With R1, DeepSeek realigned the traditional approach to AI models. Traditional generative and contextual AI usese 32-bit floating points (a flaoting point is a way to encode large and small numbers). DeepSeek’s approach uses a 8-bit foalting point, without compromising accuracy. In fact, it is better than GPT-4 and Claude in many tasks. The result, as much as 75% lesser memory needed to run AI.
Then there is the multi-token system that read entire phrases and set of words at one, instead of in sequence and one by one. That means AI will be able to respond twice as fast.
DeepSeek’s Mixture-of-Experts (MOE) language model is an evolution too. DeepSeek V3 for instance, with 671 billion parameters in total, will activate 37 billion parameters for each token—the key is, these parameters are the ones most relevant to that specific token.

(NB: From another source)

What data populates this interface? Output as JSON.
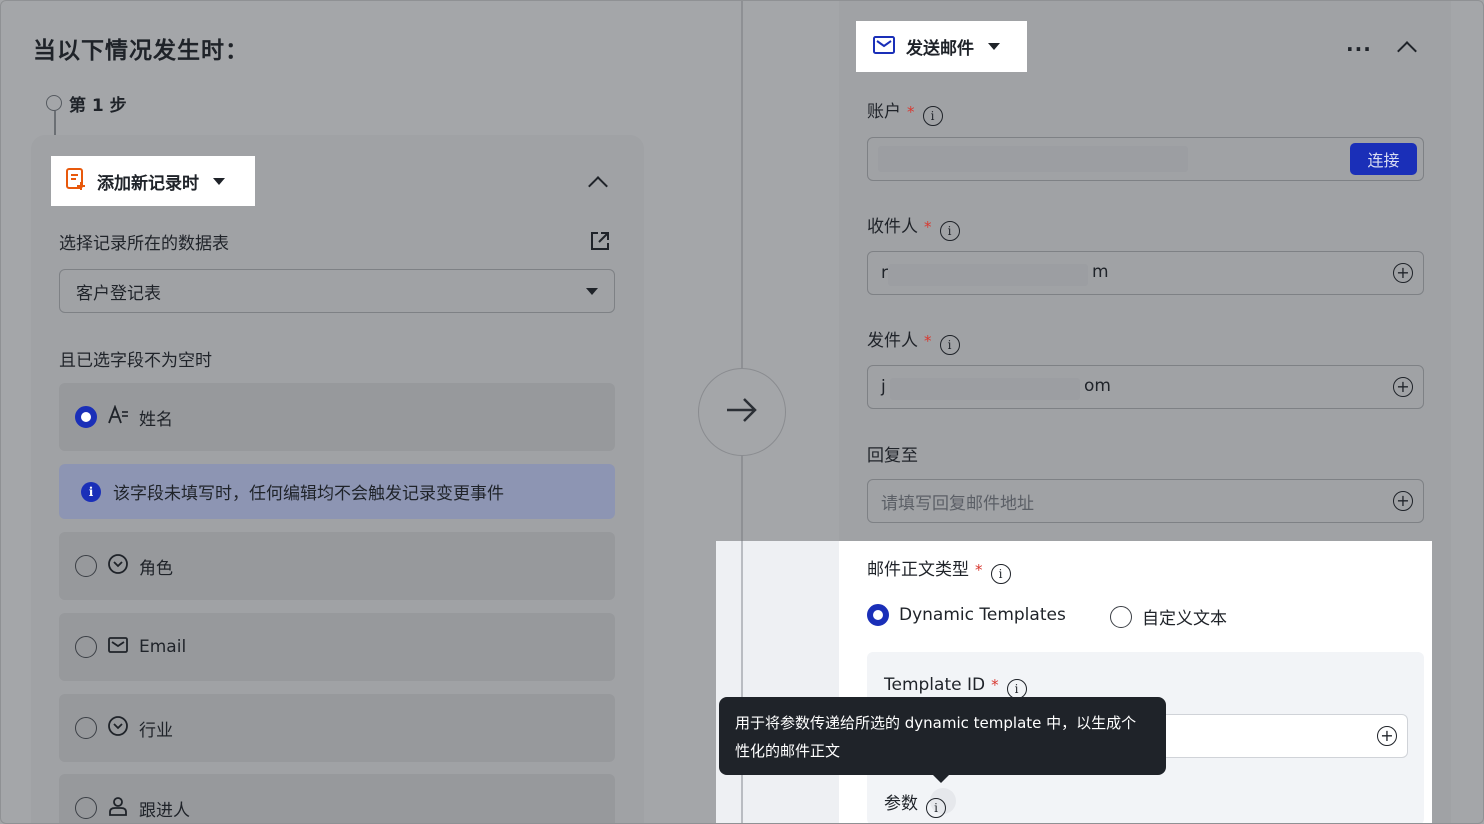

“Instead of one massive AI trying to know everything (like having one person be a doctor, lawyer, and engineer), they have specialised experts that only wake up when needed,” explains Morgan Brown, VP of Product & Growth — AI, at Dropbox. Traditional models tend to keep all parameters active for each token and query.
There is of course, the apprehension associated with DeepSeek, Moonshot AI and all other tech companies from China . Questions about any Chinese tech company’s proximity (known, or otherwise) with the government will always be in the spotlight when it comes to sharing data.
There is also a lack of clarity about Chinese tech’s access to latest generation GPUs and AI chips in general. SemiAnalysis’ Dylan Patel estimates DeepSeek has 50,000 Nvidia GPUs, and not 10,000 as some online chatter seems to suggest.
The Nvidia A100 (around $16,000 each; launched in 2020) and H100 (a $30,000 chip launched in 2022) aren’t cutting edge chips compared to what the Silicon Valley has access to, but it isn’t clear how a Chinese tech company laid its hands on them.
The company hasn’t officially detailed these specifics. It is unlikely if the world will every know all the hardware that was in play, and how it was sourced. That, though, could reveal the true cost of making R1, and the models that preceded it.